What’s your favorite fairy tale? Do you have one? It’s okay! You can admit that you have one. No one but your family can see you. No one will know. Tough truck driving, beer drinking, hunter dude your daughter is sitting beside you right now saying, “But daddy, I saw tears in your eyes when we watched (insert her favorite one here) last night.” It’s okay. No one but you and she will know.


Disney has made a fortune transforming most of the classic fairy tales into their Disney Princess movies. Unfortunately, the modern retellings of the classic stories tend to skim over many of the real hardships experienced by these beloved characters so they can jump quickly to the part about living happily ever after. But the original stories were honest about the pain and struggles of life.


Take Cinderella, for example. Her story is a favorite of many, and her enormous castle dominates the landscape at Disney World. In fact, its silhouette is Disney’s logo. In the original story, Cinderella was first orphaned, then enslaved before she tried on the glass slipper that changed her world. The evil she faced was far more sinister than that depicted in her wicked stepmother and her two stepsisters in Disney’s version. And Sleeping Beauty? In the traditional story, a fairy wasn’t invited to a party celebrating the baby’s birth, so she put a curse on the baby – that at the age of 16 he would prick her finger and die. A good fairy then changed the curse so that she didn’t die, she was placed in a deep sleep, and could only be awakened by the kiss of a prince. But even then, she slept for 100 years before she came into her “happily ever after.” And during her 100 years of sleep, her relatives mourned, and her mother died of a broken heart. The Brother’s Grimm concluded their original story with these haunting words: “They lived happily ever after, as they always do in fairy tales, not quite so often, however, in real life.”


Naomi Zacharias is director of Wellspring International, an advocate for at-risk women and children around the world. She has visited brothels, foster homes of children living with HIV/Aids, and refugee camps. And in thinking about the disconnect between our popular renditions of fairy tales and life as we know it, writes this: “We want the good part of the fairy tale … we have only preserved the idea of happily ever after. On the screen and in our minds, we have rewritten the stories and forgotten about the battles the heroines chose to fight …. We have chosen to overlook the pain and the price that the players paid to find [love and justice]. But the honesty in the original fairy tales reminds us of another important lesson about following Christ: “This present world is not the best of all possible worlds. [Our imperfect world only leads] to the best of all possible worlds. Heaven is the happily ever after.

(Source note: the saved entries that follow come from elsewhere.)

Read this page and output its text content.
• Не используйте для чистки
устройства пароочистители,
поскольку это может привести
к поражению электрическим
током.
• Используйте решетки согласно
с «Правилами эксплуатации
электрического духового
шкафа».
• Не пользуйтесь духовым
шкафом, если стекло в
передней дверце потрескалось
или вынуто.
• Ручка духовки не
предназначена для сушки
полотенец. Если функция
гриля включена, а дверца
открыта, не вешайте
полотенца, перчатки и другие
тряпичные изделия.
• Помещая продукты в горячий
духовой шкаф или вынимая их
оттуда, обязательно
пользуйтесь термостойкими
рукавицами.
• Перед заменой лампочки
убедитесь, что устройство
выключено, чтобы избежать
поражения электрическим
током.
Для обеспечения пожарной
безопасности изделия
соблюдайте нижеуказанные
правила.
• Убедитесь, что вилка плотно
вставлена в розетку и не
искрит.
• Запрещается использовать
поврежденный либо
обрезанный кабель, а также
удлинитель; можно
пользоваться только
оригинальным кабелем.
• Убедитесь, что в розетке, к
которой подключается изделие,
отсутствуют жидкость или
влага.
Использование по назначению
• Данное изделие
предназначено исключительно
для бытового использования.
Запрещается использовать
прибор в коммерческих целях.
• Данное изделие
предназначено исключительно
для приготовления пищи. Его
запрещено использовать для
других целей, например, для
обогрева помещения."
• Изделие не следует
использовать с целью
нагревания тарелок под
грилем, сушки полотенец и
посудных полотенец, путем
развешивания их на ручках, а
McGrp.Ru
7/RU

Until then, we still live with frogs and century-long naps.”


In the central chapters of his letter to the church at Rome, St. Paul really gets at the core of the Gospel, the good news of Jesus Christ. After describing our fallen human natures, our hearts full of sin and our tendency to make mistakes, he encapsulates it all by describing us as dead in our sin. Physically alive but spiritually dead. Without any real hope. And then he turns the page and describes the indescribable grace and mercy of God in sending Christ to live for us a life we cannot life, and then to die for us a death we should, by rights, have to die because of our sin. And then to be raised to life in victory over sin and death. And Paul talks about the freedom we experience in Christ. And then he begins to describe how we as disciples of Christ have this incredible hope in Christ, through the Holy Spirit, even as we continue to live in this fallen, broken, and sinful world. A world that was created good. A world that we dragged into the pit of sin when we fell. So turn with me to Romans 8:18-27, as we encounter Freedom’s Hope. The hope, the real hope that we have in Christ. Read text.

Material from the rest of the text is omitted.